Title: Robust Classification for Large Datasets: A Chance-Constraint Approach
Dr. Saketha Nath, Post Doctoral Fellow, Technion Institute Israel
Date & Time: July 24, 2008 17:00
Venue: F. C. Kohli Auditorium, 01st Floor, 'B' Block, Kanwal Rekhi Building

In this talk, we present scalable algorithms for large binary classification tasks. As a first step, we derive a maximum-margin formulation which employs chance-constraints for clusters in the training data in order to achieve low empirical risk. Using Chebyshev inequality, the formulation is approximated as a Second Order Cone Program (SOCP) involving means and variances of the clusters. Any online clustering algorithm can be employed to efficiently estimate the moments of the clusters. Experimental results show that the proposed formulation, even when solved using generic SOCP solvers, scales better than state-of-the-art SVM solvers while achieving comparable accuracies.

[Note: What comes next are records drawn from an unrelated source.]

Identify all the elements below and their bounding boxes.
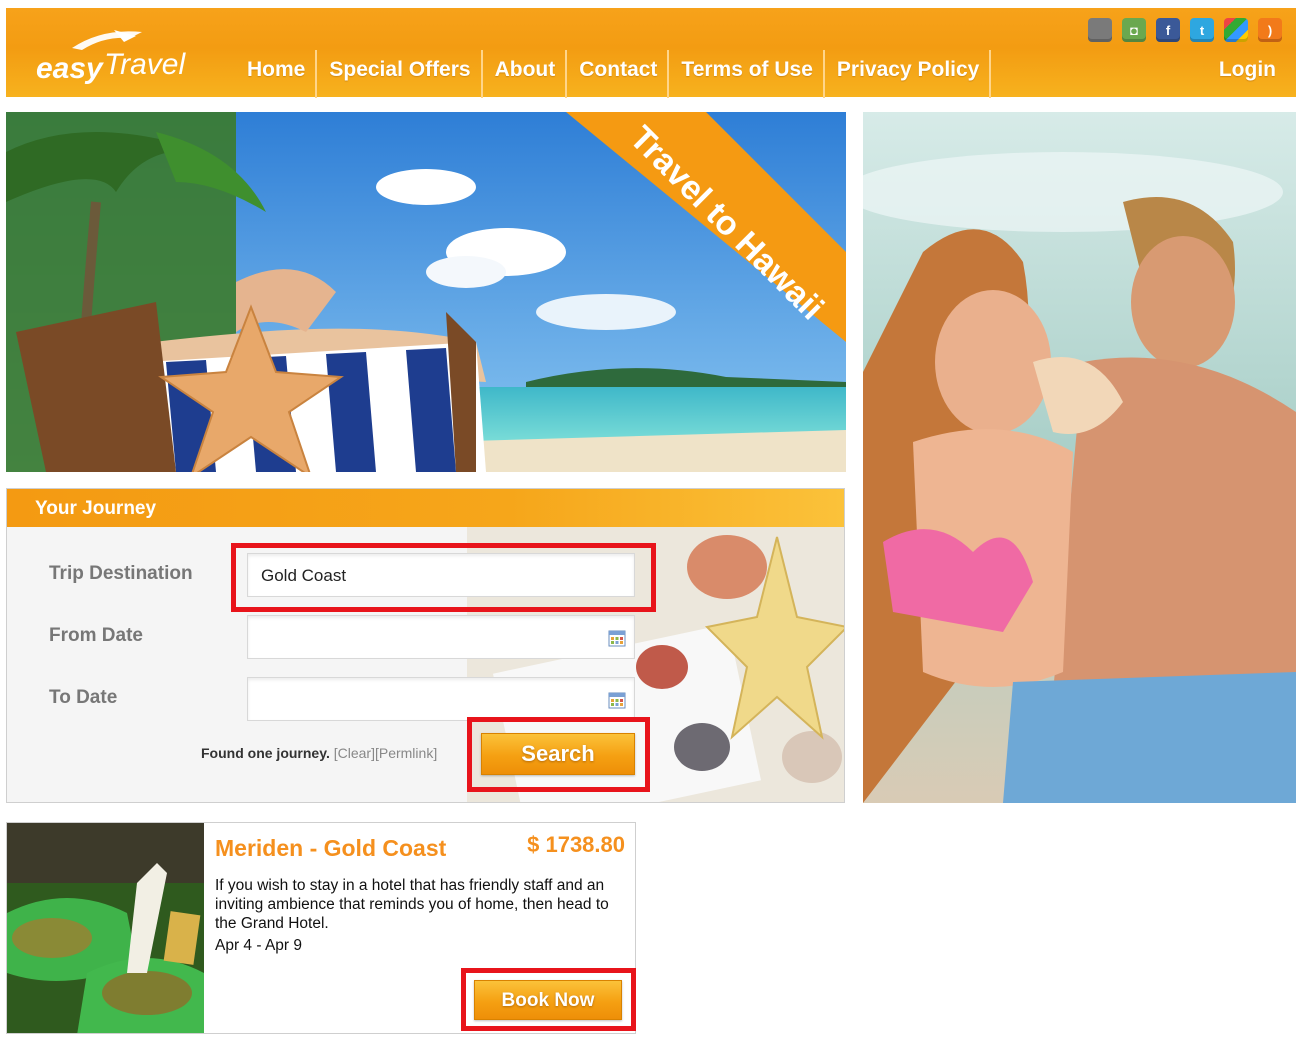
- apple-icon[interactable]: [1088, 18, 1112, 42]
- nav-privacy-policy[interactable]: Privacy Policy: [825, 50, 992, 98]
- login-link[interactable]: Login: [1219, 58, 1276, 82]
- result-dates: Apr 4 - Apr 9: [215, 937, 303, 954]
- windows-icon[interactable]: [1224, 18, 1248, 42]
- hero-banner[interactable]: Travel to Hawaii: [6, 112, 846, 472]
- search-status-text: Found one journey.: [201, 745, 330, 761]
- from-date-label: From Date: [49, 625, 143, 646]
- calendar-icon[interactable]: [608, 629, 626, 647]
- twitter-icon[interactable]: t: [1190, 18, 1214, 42]
- nav-terms-of-use[interactable]: Terms of Use: [669, 50, 825, 98]
- highlight-destination: [231, 543, 656, 612]
- svg-text:Travel: Travel: [104, 48, 186, 81]
- highlight-book-now: [461, 968, 636, 1031]
- site-header: easy Travel Home Special Offers About Co…: [6, 8, 1296, 98]
- highlight-search: [467, 717, 650, 792]
- facebook-icon[interactable]: f: [1156, 18, 1180, 42]
- side-photo: [863, 112, 1296, 803]
- journey-title: Your Journey: [7, 489, 844, 527]
- result-price: $ 1738.80: [527, 832, 625, 857]
- easytravel-logo[interactable]: easy Travel: [32, 26, 202, 88]
- couple-beach-image: [863, 112, 1296, 803]
- hero-image: Travel to Hawaii: [6, 112, 846, 472]
- nav-about[interactable]: About: [483, 50, 568, 98]
- permlink[interactable]: [Permlink]: [375, 745, 437, 761]
- result-title[interactable]: Meriden - Gold Coast: [215, 835, 446, 862]
- result-description: If you wish to stay in a hotel that has …: [215, 877, 609, 932]
- rss-icon[interactable]: ): [1258, 18, 1282, 42]
- main-nav: Home Special Offers About Contact Terms …: [236, 50, 992, 98]
- nav-home[interactable]: Home: [236, 50, 318, 98]
- android-icon[interactable]: ◘: [1122, 18, 1146, 42]
- to-date-label: To Date: [49, 687, 118, 708]
- nav-special-offers[interactable]: Special Offers: [317, 50, 483, 98]
- from-date-input[interactable]: [247, 615, 635, 659]
- result-thumbnail[interactable]: [7, 823, 204, 1034]
- social-icons: ◘ f t ): [1088, 18, 1282, 42]
- calendar-icon[interactable]: [608, 691, 626, 709]
- svg-text:easy: easy: [36, 52, 104, 85]
- search-status: Found one journey. [Clear][Permlink]: [201, 745, 437, 761]
- journey-panel: Your Journey Trip Destination Gold Coast…: [6, 488, 845, 803]
- clear-link[interactable]: [Clear]: [334, 745, 375, 761]
- trip-destination-label: Trip Destination: [49, 563, 193, 584]
- to-date-input[interactable]: [247, 677, 635, 721]
- nav-contact[interactable]: Contact: [567, 50, 670, 98]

The proposed classification formulation can be extended to feature spaces and the kernelized dual turns out to be a SOCP with single cone constraint. Exploiting this specialty, we derive a simple co-ordinate descent based algorithm for solving it. Results show that the proposed algorithm outperforms generic SOCP solvers in terms of solving time. Hence, scalability of the proposed formulation further increases by employing this specialized solver.

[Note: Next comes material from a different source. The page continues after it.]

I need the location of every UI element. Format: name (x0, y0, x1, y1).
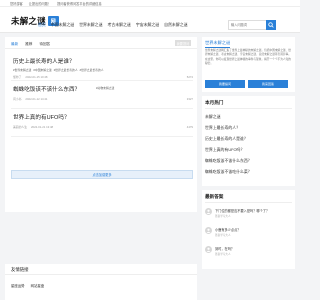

Since the true moments of clusters are unknown and are estimated using an online clustering algorithm, the proposed formulation is susceptible to moment estimation errors. Using robust optimization methodology and novel confidence sets for the moments, robust counterparts of the original formulation are derived. Interestingly, the robust counterparts also turn out to be SOCPs and hence are tractable.

Saketha Nath is a postdoctoral fellow at the Technion institute, Israel. His main research interests are in the fields of machine learning and data mining. He has done his PhD in Computer Science at the Indian Institute of Science, Bangalore. His current research focuses on the use of advanced optimization techniques for solving problems in learning.